Evidence for a CO increase in the SH during the 20th century based on firn air samples from Berkner Island, Antarctica S. S. Assonov1, C. A. M. Brenninkmeijer1, P. Jöckel1, R. Mulvaney2, S. Bernard3, and J. Chappellaz3 1Max Planck Institute for Chemistry, PO 3060, 55020 Mainz, Germany 2British Antarctic Survey, High Cross, Madingley Road, Cambridge CB3 0ET, UK 3Laboratoire de Glaciologie et Géophysique de l'Environnement, 54 rue Molière, Domaine Universitaire, BP 96, 38402 St. Martin d'Hères Cedex, France
Abstract. Trends of carbon monoxide (CO) for the past 100 years are reported as
derived from Antarctic firn drilling expeditions. Only one of 3 campaigns
provided high quality results. The trend was reconstructed using a firn air
model in the forward mode to constrain age distributions and assuming the CO
increase to be proportional to its major source, namely CH4. The
results suggest that CO has increased by ~38%, from 38±7 to
52.5±1.5 ppbv over a period of roughly 100 years. The concentrations
are on the volumetric scale which corresponds to ~1.08 of the scale
used by NOAA/CMDL. The estimated CO increase is somewhat larger than what is
estimated from the CO budget estimations and the CH4 growth alone. The
most likely explanation might be an increase in biomass burning emissions.

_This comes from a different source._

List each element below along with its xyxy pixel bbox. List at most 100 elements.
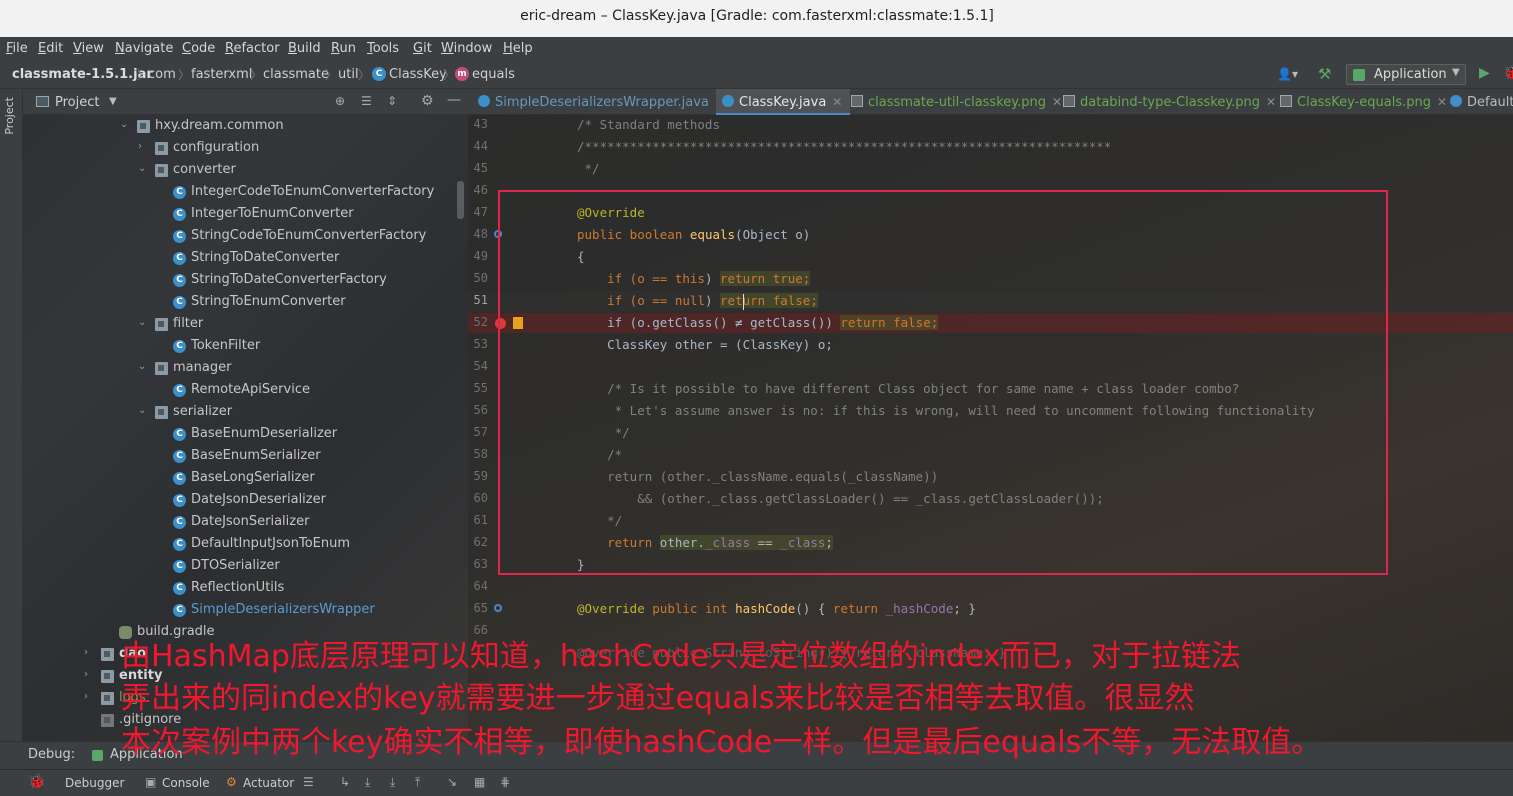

Using CH3Cl as another proxy produces a very similar reconstruction.
Citation: Assonov, S. S., Brenninkmeijer, C. A. M., Jöckel, P., Mulvaney, R., Bernard, S., and Chappellaz, J.: Evidence for a CO increase in the SH during the 20th century based on firn air samples from Berkner Island, Antarctica, Atmos. Chem. Phys., 7, 295-308, doi:10.5194/acp-7-295-2007, 2007.